The statements also pour cold water on the rumors that firebrand British chef Gordon Ramsay will take over the Maestro space. Ramsay’s restaurant group was already facing serious financial troubles, and the chef recently sold his Los Angeles operation, Gordon Ramsay at the London West Hollywood.

Whether Ramsay or not, however, the Ritz was obviously interested in a celebrity chef for the space. The hotel chain has done well with famous cooks in the kitchen, whether Eric Ripert at the Westend Bistro or Dean Fearing at his eponymous place at the Ritz’s Dallas property.

In preparation for Richard, the former Maestro space will be “re-designed in its entirety as a modern French-influenced restaurant” and “will change dramatically from its prior iteration, which, while luxurious, lacked a distinctive independent operator feel.” The restaurant’s open kitchen will be “re-tiled to have a more contemporary aesthetic,” while the once-expansive dining room will be broken up into spaces that look, based on preliminary architectural sketches, as if they could be sealed off for private dining. There will also be a chef’s table and a bar area with six stools and three cocktail tables.

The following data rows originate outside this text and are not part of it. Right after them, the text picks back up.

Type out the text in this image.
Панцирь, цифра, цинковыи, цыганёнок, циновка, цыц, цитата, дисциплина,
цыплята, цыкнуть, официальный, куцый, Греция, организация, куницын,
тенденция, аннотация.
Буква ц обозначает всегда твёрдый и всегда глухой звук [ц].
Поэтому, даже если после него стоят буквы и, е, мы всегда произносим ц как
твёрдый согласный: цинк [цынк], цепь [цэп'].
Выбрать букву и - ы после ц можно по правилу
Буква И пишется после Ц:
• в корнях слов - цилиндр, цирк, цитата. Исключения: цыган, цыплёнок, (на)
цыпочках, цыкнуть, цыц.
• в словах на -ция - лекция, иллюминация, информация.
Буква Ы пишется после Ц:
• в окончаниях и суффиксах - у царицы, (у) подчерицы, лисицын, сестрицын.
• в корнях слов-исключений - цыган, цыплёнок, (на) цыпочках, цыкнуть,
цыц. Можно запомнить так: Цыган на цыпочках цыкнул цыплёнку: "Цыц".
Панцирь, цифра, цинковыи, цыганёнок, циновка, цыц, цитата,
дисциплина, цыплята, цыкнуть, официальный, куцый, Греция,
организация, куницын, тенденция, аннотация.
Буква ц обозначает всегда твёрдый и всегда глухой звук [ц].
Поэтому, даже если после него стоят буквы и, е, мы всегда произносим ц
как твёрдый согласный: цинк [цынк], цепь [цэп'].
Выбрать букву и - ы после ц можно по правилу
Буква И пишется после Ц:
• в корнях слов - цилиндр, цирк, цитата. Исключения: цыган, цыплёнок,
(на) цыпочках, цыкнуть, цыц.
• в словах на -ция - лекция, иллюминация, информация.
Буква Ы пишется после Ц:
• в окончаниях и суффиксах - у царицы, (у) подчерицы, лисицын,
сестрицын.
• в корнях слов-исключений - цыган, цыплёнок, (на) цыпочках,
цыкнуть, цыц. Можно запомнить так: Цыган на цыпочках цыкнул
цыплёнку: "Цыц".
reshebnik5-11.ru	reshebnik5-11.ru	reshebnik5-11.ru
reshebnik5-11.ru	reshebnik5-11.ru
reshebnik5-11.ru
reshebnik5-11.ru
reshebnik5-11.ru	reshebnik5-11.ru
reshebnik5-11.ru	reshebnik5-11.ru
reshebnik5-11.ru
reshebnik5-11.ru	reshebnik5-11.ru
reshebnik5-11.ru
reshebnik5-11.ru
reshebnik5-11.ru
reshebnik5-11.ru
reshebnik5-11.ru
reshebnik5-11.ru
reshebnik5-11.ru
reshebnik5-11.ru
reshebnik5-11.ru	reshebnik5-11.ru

Group Goetz Architects, the same company that designed Central Michel Richardon Pennsylvania Avenue NW, has been hired to design the Ritz space. No general contractor has been selected yet. Richard’s team at his namesake restaurant will include Carl Halvorson, currently the director of operations for Citronelle and director of operations/partner at Central.

The Ritz, according to the investor packet, is providing a “significant build-out allowance” for Richard, but it’s apparently not enough to cover all the costs. Richard’s team is seeking between $1.7 million and $1.8 million to construct what it hopes will be “Washington’s finest restaurant.”

Michel Richard is expected to open for breakfast, lunch, and dinner sometime during the fourth quarter of this year.

If the detailed investor packet weren’t enough to convince skeptics that Richard is moving his base of operations to the Ritz at Tysons, then the return address on the mailer itself all but confirms it. According to the envelope, Michel Richard Restaurants is located at 1700 Tysons Blvd. in McLean.

That’s the address of the Ritz-Carlton.